Pior: sabemos que onde quer que seja o inferno que agora partilha com Luiz Pacheco e com Herberto Helder, ele há-de estar a ler este texto e a rasurá-lo com comentários impiedosos, e boutades cheias de referências literárias.
Como escrever sem ser circense, sem empolamentos ou falsos romantismos sobre um homem que odiava a feira de vaidades em que o mundo se tornou? Alberto Pimenta, poeta e amigo, dá uma sugestão: “Vamos falar sobre o quão bom cozinheiro ele é, não consigo falar dele no passado. As melhores coisas que comi na vida foram feitas por ele. Era um artista na cozinha como o era a fazer livros, por isso deixou-nos uma obra que é um monumento. Não, ele não era editor. Ele era um edificador de um grande monumento feito de pensamentos que se tornaram ações. E a sua grande ação neste mundo foi fazer livros.”
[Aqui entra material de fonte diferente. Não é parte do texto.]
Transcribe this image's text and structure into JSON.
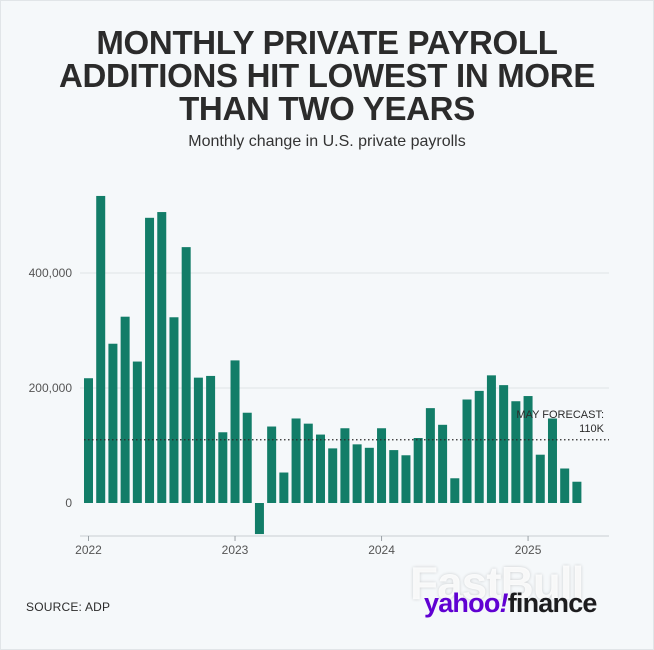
{
  "title_lines": [
    "MONTHLY PRIVATE PAYROLL",
    "ADDITIONS HIT LOWEST IN MORE",
    "THAN TWO YEARS"
  ],
  "source": "SOURCE: ADP",
  "logo": {
    "yahoo": "yahoo",
    "slash": "!",
    "finance": "finance"
  },
  "watermark": "FastBull",
  "colors": {
    "bar": "#127d68",
    "grid": "#dfe4e7",
    "text": "#2b2b2b",
    "logo_purple": "#6001d2"
  },
  "chart_data": {
    "type": "bar",
    "subtitle": "Monthly change in U.S. private payrolls",
    "categories": [
      "Jan 2022",
      "Feb 2022",
      "Mar 2022",
      "Apr 2022",
      "May 2022",
      "Jun 2022",
      "Jul 2022",
      "Aug 2022",
      "Sep 2022",
      "Oct 2022",
      "Nov 2022",
      "Dec 2022",
      "Jan 2023",
      "Feb 2023",
      "Mar 2023",
      "Apr 2023",
      "May 2023",
      "Jun 2023",
      "Jul 2023",
      "Aug 2023",
      "Sep 2023",
      "Oct 2023",
      "Nov 2023",
      "Dec 2023",
      "Jan 2024",
      "Feb 2024",
      "Mar 2024",
      "Apr 2024",
      "May 2024",
      "Jun 2024",
      "Jul 2024",
      "Aug 2024",
      "Sep 2024",
      "Oct 2024",
      "Nov 2024",
      "Dec 2024",
      "Jan 2025",
      "Feb 2025",
      "Mar 2025",
      "Apr 2025",
      "May 2025"
    ],
    "values": [
      217000,
      534000,
      277000,
      324000,
      246000,
      496000,
      506000,
      323000,
      445000,
      218000,
      221000,
      123000,
      248000,
      157000,
      -54000,
      133000,
      53000,
      147000,
      138000,
      119000,
      95000,
      130000,
      102000,
      96000,
      130000,
      92000,
      83000,
      113000,
      165000,
      136000,
      43000,
      180000,
      195000,
      222000,
      205000,
      177000,
      186000,
      84000,
      147000,
      60000,
      37000
    ],
    "x_tick_labels": [
      "2022",
      "2023",
      "2024",
      "2025"
    ],
    "y_ticks": [
      0,
      200000,
      400000
    ],
    "y_tick_labels": [
      "0",
      "200,000",
      "400,000"
    ],
    "ylim": [
      -55000,
      545000
    ],
    "grid": true,
    "forecast": {
      "value": 110000,
      "label_line1": "MAY FORECAST:",
      "label_line2": "110K"
    }
  }
}
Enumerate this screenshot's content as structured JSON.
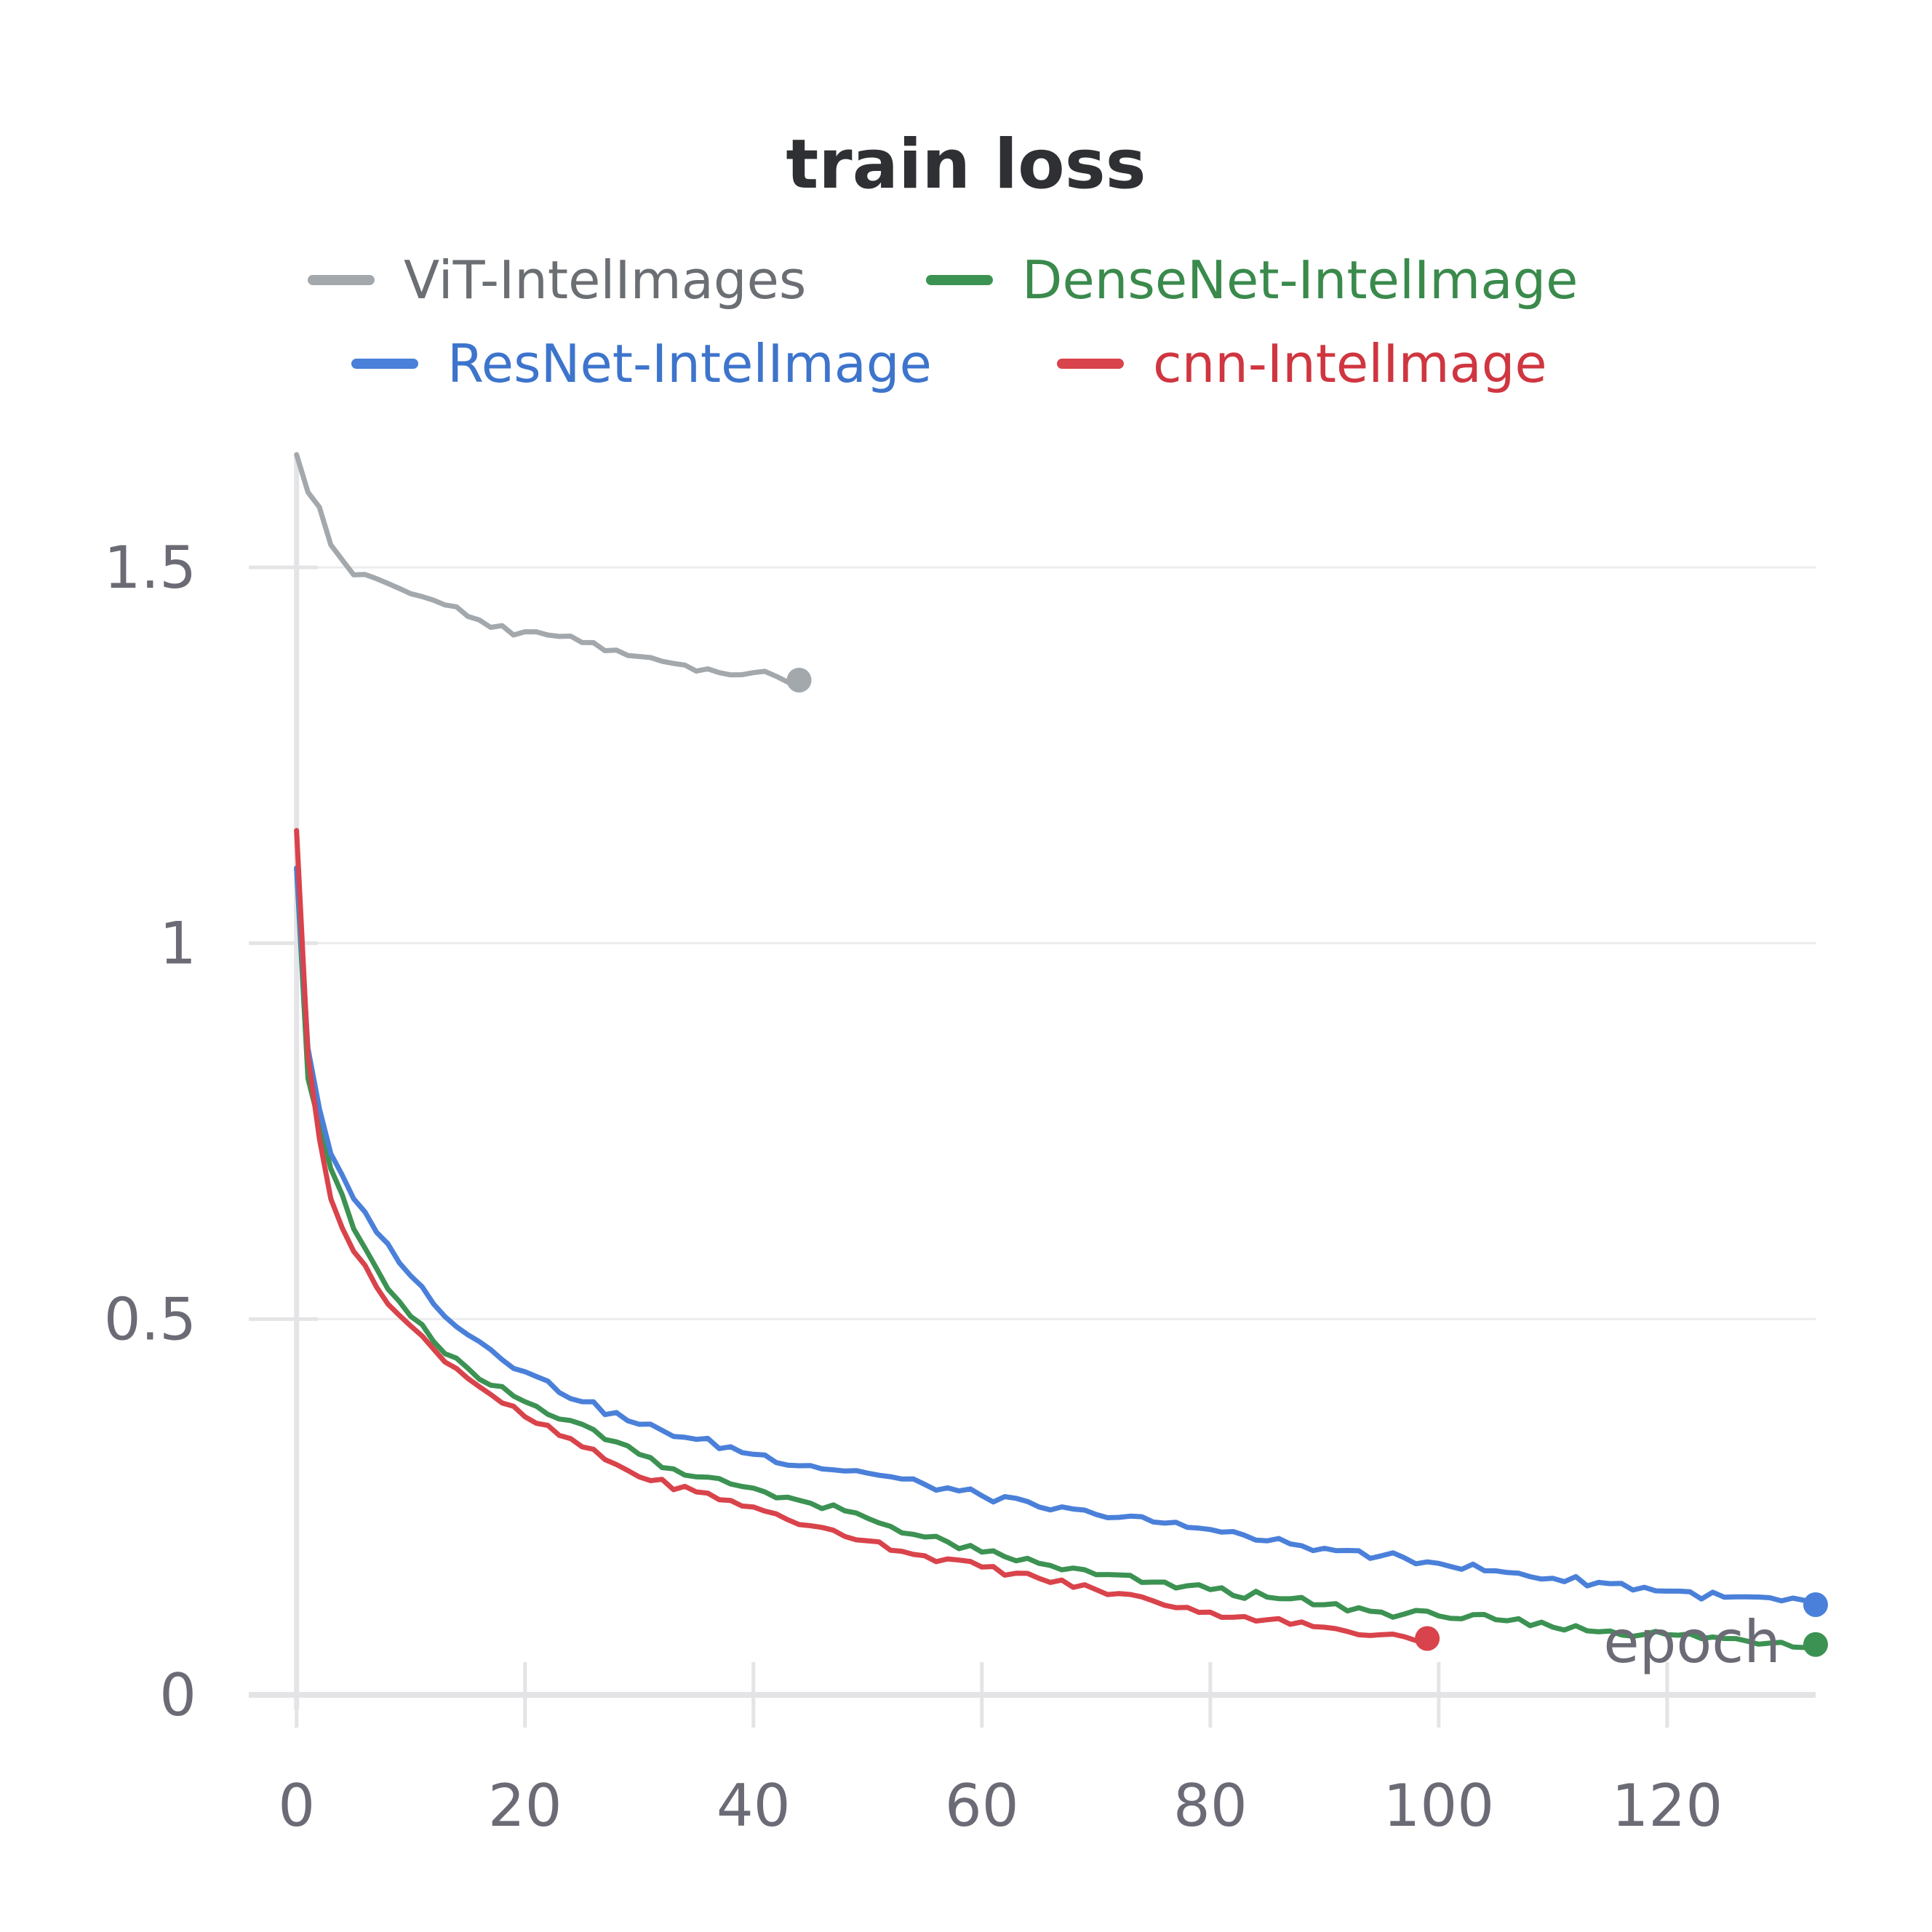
{
  "chart_data": {
    "type": "line",
    "title": "train loss",
    "xlabel": "epoch",
    "ylabel": "",
    "xlim": [
      -1,
      133
    ],
    "ylim": [
      0,
      1.65
    ],
    "xticks": [
      0,
      20,
      40,
      60,
      80,
      100,
      120
    ],
    "yticks": [
      0,
      0.5,
      1,
      1.5
    ],
    "xtick_labels": [
      "0",
      "20",
      "40",
      "60",
      "80",
      "100",
      "120"
    ],
    "ytick_labels": [
      "0",
      "0.5",
      "1",
      "1.5"
    ],
    "grid": "horizontal",
    "legend": "top",
    "colors": {
      "axis": "#e4e4e7",
      "grid": "#ececee",
      "tick_text": "#6b6b76",
      "title": "#2f3033"
    },
    "series": [
      {
        "name": "ViT-IntelImages",
        "color": "#a3a8ad",
        "legend_text_color": "#6b6e73",
        "anchors": [
          [
            0,
            1.65
          ],
          [
            1,
            1.6
          ],
          [
            2,
            1.58
          ],
          [
            3,
            1.53
          ],
          [
            4,
            1.51
          ],
          [
            5,
            1.49
          ],
          [
            7,
            1.485
          ],
          [
            10,
            1.465
          ],
          [
            13,
            1.45
          ],
          [
            16,
            1.43
          ],
          [
            19,
            1.41
          ],
          [
            22,
            1.41
          ],
          [
            25,
            1.4
          ],
          [
            28,
            1.39
          ],
          [
            31,
            1.38
          ],
          [
            34,
            1.37
          ],
          [
            37,
            1.36
          ],
          [
            40,
            1.36
          ],
          [
            42,
            1.355
          ],
          [
            44,
            1.35
          ]
        ],
        "noise": 0.006
      },
      {
        "name": "DenseNet-IntelImage",
        "color": "#3c9252",
        "legend_text_color": "#3a8a4c",
        "anchors": [
          [
            0,
            1.1
          ],
          [
            1,
            0.82
          ],
          [
            2,
            0.76
          ],
          [
            3,
            0.7
          ],
          [
            5,
            0.62
          ],
          [
            8,
            0.54
          ],
          [
            12,
            0.47
          ],
          [
            16,
            0.42
          ],
          [
            20,
            0.39
          ],
          [
            25,
            0.36
          ],
          [
            30,
            0.32
          ],
          [
            35,
            0.29
          ],
          [
            40,
            0.275
          ],
          [
            45,
            0.255
          ],
          [
            50,
            0.235
          ],
          [
            55,
            0.21
          ],
          [
            60,
            0.19
          ],
          [
            65,
            0.175
          ],
          [
            70,
            0.16
          ],
          [
            75,
            0.15
          ],
          [
            80,
            0.14
          ],
          [
            85,
            0.13
          ],
          [
            90,
            0.12
          ],
          [
            95,
            0.11
          ],
          [
            100,
            0.105
          ],
          [
            105,
            0.1
          ],
          [
            110,
            0.09
          ],
          [
            115,
            0.085
          ],
          [
            120,
            0.08
          ],
          [
            125,
            0.075
          ],
          [
            130,
            0.07
          ],
          [
            133,
            0.067
          ]
        ],
        "noise": 0.006
      },
      {
        "name": "ResNet-IntelImage",
        "color": "#4a80d9",
        "legend_text_color": "#3d74cc",
        "anchors": [
          [
            0,
            1.1
          ],
          [
            1,
            0.86
          ],
          [
            2,
            0.78
          ],
          [
            3,
            0.72
          ],
          [
            5,
            0.66
          ],
          [
            8,
            0.6
          ],
          [
            12,
            0.52
          ],
          [
            16,
            0.47
          ],
          [
            20,
            0.43
          ],
          [
            25,
            0.39
          ],
          [
            30,
            0.36
          ],
          [
            35,
            0.34
          ],
          [
            40,
            0.32
          ],
          [
            45,
            0.305
          ],
          [
            50,
            0.295
          ],
          [
            55,
            0.28
          ],
          [
            60,
            0.265
          ],
          [
            65,
            0.25
          ],
          [
            70,
            0.24
          ],
          [
            75,
            0.23
          ],
          [
            80,
            0.22
          ],
          [
            85,
            0.205
          ],
          [
            90,
            0.195
          ],
          [
            95,
            0.185
          ],
          [
            100,
            0.175
          ],
          [
            105,
            0.165
          ],
          [
            110,
            0.155
          ],
          [
            115,
            0.148
          ],
          [
            120,
            0.138
          ],
          [
            125,
            0.13
          ],
          [
            130,
            0.125
          ],
          [
            133,
            0.12
          ]
        ],
        "noise": 0.006
      },
      {
        "name": "cnn-IntelImage",
        "color": "#d9434b",
        "legend_text_color": "#cf3640",
        "anchors": [
          [
            0,
            1.15
          ],
          [
            1,
            0.85
          ],
          [
            2,
            0.74
          ],
          [
            3,
            0.66
          ],
          [
            5,
            0.59
          ],
          [
            8,
            0.52
          ],
          [
            12,
            0.46
          ],
          [
            16,
            0.41
          ],
          [
            20,
            0.37
          ],
          [
            25,
            0.33
          ],
          [
            30,
            0.29
          ],
          [
            35,
            0.27
          ],
          [
            40,
            0.25
          ],
          [
            45,
            0.225
          ],
          [
            50,
            0.205
          ],
          [
            55,
            0.185
          ],
          [
            60,
            0.17
          ],
          [
            65,
            0.155
          ],
          [
            70,
            0.14
          ],
          [
            75,
            0.125
          ],
          [
            80,
            0.11
          ],
          [
            85,
            0.1
          ],
          [
            90,
            0.09
          ],
          [
            95,
            0.08
          ],
          [
            99,
            0.075
          ]
        ],
        "noise": 0.005
      }
    ]
  }
}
Mas quem era, afinal, este homem, perfeitamente desconhecido para a maioria dos portugueses, e que após a sua morte chegou a todos os jornais? Era tão somente o maior editor de livros do mundo. Do mundo? Alberto Pimenta confirma: do mundo.
&etc, a arte de ser sempre um editor subterrâneo
“Quando publiquei A Cona de Irene, de Louis Aragon, pedi a um rapaz que colaborava aqui comigo que fosse ali à livraria Bertrand ver se queriam alguns exemplares para pôr à venda. Resposta do diretor: ‘Pensas que isto aqui é uma casa de putas?’ Indignada, a minha boa amiga Luiza Neto Jorge pegou ao colo o seu filho ainda bebé e voltou lá. Pediu para falar com o diretor da loja e, enquanto embalava a criança, disse-lhe com voz cândida: ‘Queria o livro A Cona de Irene, têm?’; ‘Não, não temos, mas vou já encomendar’, respondeu logo ele todo solícito.”
Este é apenas um dos muitos episódios que fazem a história da &etc, a única editora que teve livros apreendidos e queimados em pleno tribunal da Boa Hora no pós-25 de Abril.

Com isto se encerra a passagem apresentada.